From 7231a21b00028a52d7938131bfeca4d663d09071 Mon Sep 17 00:00:00 2001
From: Prefetch
Date: Sat, 22 Jul 2023 19:22:06 +0200
Subject: Add locks, with some minor improvements to threads

---
 Makefile              |   2 +-
 lib/lock_acquire.asm  | 204 ++++++++++++++++++++++++++++++++++++++++++++++++++
 lib/lock_release.asm  | 132 ++++++++++++++++++++++++++++++++
 lib/thread_create.asm |  24 +++---
 lib/thread_finish.asm |  48 ++++++------
 linen.h               |  21 +++++-
 6 files changed, 396 insertions(+), 35 deletions(-)

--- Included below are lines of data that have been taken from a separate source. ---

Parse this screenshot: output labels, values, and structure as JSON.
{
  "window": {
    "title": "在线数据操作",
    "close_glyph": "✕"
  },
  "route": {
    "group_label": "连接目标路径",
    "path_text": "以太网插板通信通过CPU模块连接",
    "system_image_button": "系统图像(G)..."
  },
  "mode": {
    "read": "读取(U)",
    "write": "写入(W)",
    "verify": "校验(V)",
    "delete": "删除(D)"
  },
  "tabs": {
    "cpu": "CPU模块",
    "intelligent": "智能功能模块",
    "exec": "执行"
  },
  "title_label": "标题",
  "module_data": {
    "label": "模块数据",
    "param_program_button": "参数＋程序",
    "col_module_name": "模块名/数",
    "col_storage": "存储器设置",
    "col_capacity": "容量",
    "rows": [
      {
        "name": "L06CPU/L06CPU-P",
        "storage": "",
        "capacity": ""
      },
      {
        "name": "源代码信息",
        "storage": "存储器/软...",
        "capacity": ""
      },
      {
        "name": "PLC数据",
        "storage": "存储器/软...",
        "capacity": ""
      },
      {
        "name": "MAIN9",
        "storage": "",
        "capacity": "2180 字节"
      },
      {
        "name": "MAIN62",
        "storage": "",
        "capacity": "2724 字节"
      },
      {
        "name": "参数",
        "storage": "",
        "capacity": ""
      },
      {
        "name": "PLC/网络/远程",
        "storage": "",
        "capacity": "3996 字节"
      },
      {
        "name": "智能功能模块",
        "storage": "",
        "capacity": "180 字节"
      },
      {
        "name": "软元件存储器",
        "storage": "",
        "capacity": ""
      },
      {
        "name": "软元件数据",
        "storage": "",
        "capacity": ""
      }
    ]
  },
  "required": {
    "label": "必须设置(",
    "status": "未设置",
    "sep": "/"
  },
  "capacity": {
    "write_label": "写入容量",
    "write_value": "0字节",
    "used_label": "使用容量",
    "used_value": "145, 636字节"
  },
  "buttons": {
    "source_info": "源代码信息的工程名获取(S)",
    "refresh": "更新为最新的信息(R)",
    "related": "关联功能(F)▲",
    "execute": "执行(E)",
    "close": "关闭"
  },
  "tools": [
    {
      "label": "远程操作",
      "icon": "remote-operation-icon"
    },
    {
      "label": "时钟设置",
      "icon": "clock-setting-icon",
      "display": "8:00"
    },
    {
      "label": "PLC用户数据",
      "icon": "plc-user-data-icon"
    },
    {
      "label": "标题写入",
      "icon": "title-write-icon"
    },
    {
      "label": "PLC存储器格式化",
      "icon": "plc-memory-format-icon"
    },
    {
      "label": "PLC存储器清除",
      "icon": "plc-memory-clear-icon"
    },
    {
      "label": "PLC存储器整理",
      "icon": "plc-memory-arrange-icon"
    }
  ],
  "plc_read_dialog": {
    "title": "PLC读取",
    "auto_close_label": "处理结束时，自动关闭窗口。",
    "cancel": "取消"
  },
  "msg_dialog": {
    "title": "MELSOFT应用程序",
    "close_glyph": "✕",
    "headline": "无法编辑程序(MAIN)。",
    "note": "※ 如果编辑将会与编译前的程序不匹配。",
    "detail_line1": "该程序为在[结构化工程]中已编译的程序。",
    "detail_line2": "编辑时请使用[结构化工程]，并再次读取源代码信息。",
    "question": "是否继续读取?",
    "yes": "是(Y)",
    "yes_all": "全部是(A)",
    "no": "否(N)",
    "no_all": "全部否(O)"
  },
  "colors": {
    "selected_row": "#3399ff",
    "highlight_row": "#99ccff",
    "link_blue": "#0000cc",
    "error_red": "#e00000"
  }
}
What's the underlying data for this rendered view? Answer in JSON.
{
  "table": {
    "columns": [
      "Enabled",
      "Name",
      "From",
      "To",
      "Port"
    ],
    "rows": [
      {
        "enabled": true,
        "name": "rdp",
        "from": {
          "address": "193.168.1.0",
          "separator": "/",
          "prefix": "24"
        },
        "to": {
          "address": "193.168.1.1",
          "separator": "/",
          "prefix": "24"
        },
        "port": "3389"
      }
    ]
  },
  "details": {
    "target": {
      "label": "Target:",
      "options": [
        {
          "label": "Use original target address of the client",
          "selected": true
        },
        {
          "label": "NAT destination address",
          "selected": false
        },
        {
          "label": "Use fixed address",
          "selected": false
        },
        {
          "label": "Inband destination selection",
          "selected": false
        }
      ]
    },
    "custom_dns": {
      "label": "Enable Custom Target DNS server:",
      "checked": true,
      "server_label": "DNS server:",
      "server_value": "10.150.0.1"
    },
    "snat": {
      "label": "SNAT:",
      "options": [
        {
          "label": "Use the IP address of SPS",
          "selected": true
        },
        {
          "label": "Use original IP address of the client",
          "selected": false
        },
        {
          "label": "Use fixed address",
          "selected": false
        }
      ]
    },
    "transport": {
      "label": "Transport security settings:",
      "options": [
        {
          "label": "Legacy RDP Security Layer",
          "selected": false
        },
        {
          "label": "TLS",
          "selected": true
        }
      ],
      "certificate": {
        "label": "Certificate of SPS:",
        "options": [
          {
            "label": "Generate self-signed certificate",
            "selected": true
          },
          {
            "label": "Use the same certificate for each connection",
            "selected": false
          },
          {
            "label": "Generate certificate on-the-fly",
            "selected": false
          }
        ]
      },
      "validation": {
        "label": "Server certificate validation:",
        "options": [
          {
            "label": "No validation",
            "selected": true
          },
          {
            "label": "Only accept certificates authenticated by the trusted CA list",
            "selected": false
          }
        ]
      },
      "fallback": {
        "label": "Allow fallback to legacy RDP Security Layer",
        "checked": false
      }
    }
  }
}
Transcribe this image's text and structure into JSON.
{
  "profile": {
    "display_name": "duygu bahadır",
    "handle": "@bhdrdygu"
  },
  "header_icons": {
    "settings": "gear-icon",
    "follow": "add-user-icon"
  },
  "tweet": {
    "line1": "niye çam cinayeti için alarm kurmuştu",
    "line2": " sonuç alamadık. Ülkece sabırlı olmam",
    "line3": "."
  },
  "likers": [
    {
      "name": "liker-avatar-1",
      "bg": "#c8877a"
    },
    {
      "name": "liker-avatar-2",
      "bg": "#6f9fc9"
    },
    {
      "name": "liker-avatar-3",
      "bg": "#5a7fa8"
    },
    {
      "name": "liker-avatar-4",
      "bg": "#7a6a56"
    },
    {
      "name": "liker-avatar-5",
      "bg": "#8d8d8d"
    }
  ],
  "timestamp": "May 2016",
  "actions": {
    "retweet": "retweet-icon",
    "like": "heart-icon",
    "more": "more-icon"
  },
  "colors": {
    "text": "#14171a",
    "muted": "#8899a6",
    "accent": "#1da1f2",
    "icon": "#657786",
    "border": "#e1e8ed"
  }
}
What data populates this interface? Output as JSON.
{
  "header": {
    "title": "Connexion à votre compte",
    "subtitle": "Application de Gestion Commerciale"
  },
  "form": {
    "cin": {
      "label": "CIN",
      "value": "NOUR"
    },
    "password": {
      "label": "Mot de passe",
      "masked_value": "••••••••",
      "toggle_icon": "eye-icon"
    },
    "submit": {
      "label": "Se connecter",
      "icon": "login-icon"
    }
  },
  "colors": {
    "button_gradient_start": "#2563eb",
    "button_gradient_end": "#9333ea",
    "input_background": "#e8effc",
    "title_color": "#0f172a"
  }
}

 create mode 100644 lib/lock_acquire.asm
 create mode 100644 lib/lock_release.asm

diff --git a/Makefile b/Makefile
index 00f1816..33fe35b 100644
--- a/Makefile
+++ b/Makefile
@@ -1,4 +1,4 @@
-liblinen.so: lib/thread_create.o lib/thread_finish.o
+liblinen.so: lib/thread_create.o lib/thread_finish.o lib/lock_acquire.o lib/lock_release.o
 	gcc -shared -o $@ $^
 
 lib/%.o: lib/%.asm
diff --git a/lib/lock_acquire.asm b/lib/lock_acquire.asm
new file mode 100644
index 0000000..f32ba6a
--- /dev/null
+++ b/lib/lock_acquire.asm
@@ -0,0 +1,204 @@
+; Under MIT license, see /LICENSE.txt
+
+
+; Cheat sheet for Linux' x86_64 calling convention:
+;
+; - free to overwrite (caller should save them):
+;       rax, rcx, rdx, rsi, rdi, r8-r11, xmm0-xmm15
+; - caller expects be kept (callee should save them):
+;       rbx, rbp, r12-r15
+;
+; - for passing paramters to functions:
+;       rdi, rsi, rdx, rcx, r8, r9, xmm0-xmm7
+; - for getting return values from functions:
+;       rax, rdx, xmm0
+;
+; - for passing parameters to syscalls:
+;       rax, rdi, rsi, rdx, r10, r8, r9
+; - for getting return values from syscalls:
+;       rax, rdx
+; - overwritten by syscalls (all others preserved):
+;       rcx, r11
+
+
+section .text
+
+
+; Relevant system call IDs
+%define SYS_GETTID  186
+%define SYS_FUTEX   202
+
+; Relevant operations for futex
+%define FUTEX_LOCK_PI      6
+%define FUTEX_PRIVATE_FLAG 0x80
+
+; Relevant bits for futex dword
+%define FUTEX_TID_MASK   0x3fffffff
+%define FUTEX_OWNER_DIED 0x40000000
+%define FUTEX_WAITERS    0x80000000
+
+
+; Acquire a lock if possible, or wait until it gets released. Argument:
+;	rdi: struct{u32,u32,u32}* = handle of lock to acquire
+; Returns zero on success, or a standard error code.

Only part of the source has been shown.